HALİDE EDİP ADIVAR 'DAN

ÇARESAZ

    Çare bulan, çare düşünen anlamına gelen Çaresaz, kitabımızın ana karakteridir.  
    Kitap 1961'de tefrika edilmiş, fakat kitap haline gelmesi 10 yıl sonrayı bulmuş.  Modern Türk kadını,  imam nikahı ve resmi nikah gibi hususları,  İstanbul manzaralarında resmetmiş yazar ya da bana bu hissi verdi. 
    Zengin ama yoksula düşmüş, vefakar mı ahmak mı olduğu fazlasıyla su götürecek kahramanımızın hayatından bir kesit...     Ne roman ne hikaye denilmesi mümkün,   belki bir uzun öykü tadında.  Konu ve karakter bakımından hoşuma gitmedi demek zorundayım, herkeslerin derdine çare olan güzel bacım sadece kendine biçare kaldı...Ya da çaresi bu olmamalı mıydı? Hayat bazen çok kolay ama bir o kadar zor, anlayana 
aşk olsun diyoruz. 

******************************
20 ŞUBAT 
SEZGİN KAYMAZ
DECCALİN HATIRI
SEvinç Kuşları 1
Deccal'in Hatırı
    "Ona göre,  akıl dedikleri zamazingo, sonsuz boyutlu mekânsızlık evrenine gerilmiş dümdüz bir çamaşır ipi, akıllı dedikleri hıyar ise o ipe mandallanmaya razı gelen kırmız dondu. Tabii dahi de işin gerçeğine o ipten uzak duracak kadar aklı eren er kişi oluyordu kaçınılmaz olarak. "

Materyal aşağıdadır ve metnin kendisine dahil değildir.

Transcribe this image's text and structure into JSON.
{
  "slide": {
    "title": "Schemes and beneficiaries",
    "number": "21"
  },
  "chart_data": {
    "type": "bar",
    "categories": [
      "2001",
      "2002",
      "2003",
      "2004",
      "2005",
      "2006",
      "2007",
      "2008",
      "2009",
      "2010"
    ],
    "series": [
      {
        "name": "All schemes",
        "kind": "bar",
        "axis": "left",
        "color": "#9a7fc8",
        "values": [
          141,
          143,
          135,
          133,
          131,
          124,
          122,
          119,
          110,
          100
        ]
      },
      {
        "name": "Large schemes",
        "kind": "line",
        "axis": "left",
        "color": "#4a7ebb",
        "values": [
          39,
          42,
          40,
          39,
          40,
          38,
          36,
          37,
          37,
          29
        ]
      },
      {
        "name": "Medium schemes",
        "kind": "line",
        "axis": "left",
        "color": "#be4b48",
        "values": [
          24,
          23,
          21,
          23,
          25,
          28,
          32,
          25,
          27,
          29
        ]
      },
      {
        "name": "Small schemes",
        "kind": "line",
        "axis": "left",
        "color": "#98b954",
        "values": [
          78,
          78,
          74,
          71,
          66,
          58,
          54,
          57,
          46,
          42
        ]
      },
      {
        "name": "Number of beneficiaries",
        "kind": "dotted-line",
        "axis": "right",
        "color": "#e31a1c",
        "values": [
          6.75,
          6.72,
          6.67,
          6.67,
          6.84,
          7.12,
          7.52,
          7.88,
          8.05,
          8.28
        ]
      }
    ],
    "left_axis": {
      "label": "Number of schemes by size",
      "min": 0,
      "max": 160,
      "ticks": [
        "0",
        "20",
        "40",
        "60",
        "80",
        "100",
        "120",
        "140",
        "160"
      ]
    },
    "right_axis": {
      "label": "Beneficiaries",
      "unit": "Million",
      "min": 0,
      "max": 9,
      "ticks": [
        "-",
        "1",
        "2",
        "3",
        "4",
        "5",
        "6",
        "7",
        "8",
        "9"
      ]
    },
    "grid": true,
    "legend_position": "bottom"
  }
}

     Açık konuşalım; kitabı okumaya bir not defteri ile başlamanız lazım, karakteri bol, isimleri benzer ve fakat tiplerde bazı ayırıcı detaylar mevcut. Goodreads puanım  ⭐⭐⭐⭐⭐. 

   Bir Ankara Polisiyesi demek mümkün, bu orijinal tiplerin polis olarak karşımıza çıkması tesadüf olamaz . Bakınız Behzat Ç., fakat bu seride tek orijinal yok, hatta orijinal olmayan tip mi var lan, diyesi geliyor insanın :)) Cemil ya da Hayri şahıslarına münhasırlarsa da benim bir iki yerde okuduğuma göre, Veysel ile Deccal daha orijinal bulunmuş okurlar tarafından, o da olabilir. 

 Mevlana'dan alıntılarıyla, dersleri, tesadüfleri, kavuşmaları ve bitişleriyle çok iyiydi. Hikaye de iyiydi, anlatımı da iyiydi, ama kolay değildi.  Düşüne düşüne okunması lazım gelenlerden. 
Bir de tabii beklenmedikti. Her şeyiyle 😁

    "Eden bulsundu kardeşim, bir kere de bulsundu be, bir kere de kötüler çarpılsındı lan! İşi öbür dünyaya, ahirete falan bırakmadan,  şöyle buracıkta, yapıp ettikleri bir bir yüzüne vurularak; burunlarından fitil fitil getirilerek..."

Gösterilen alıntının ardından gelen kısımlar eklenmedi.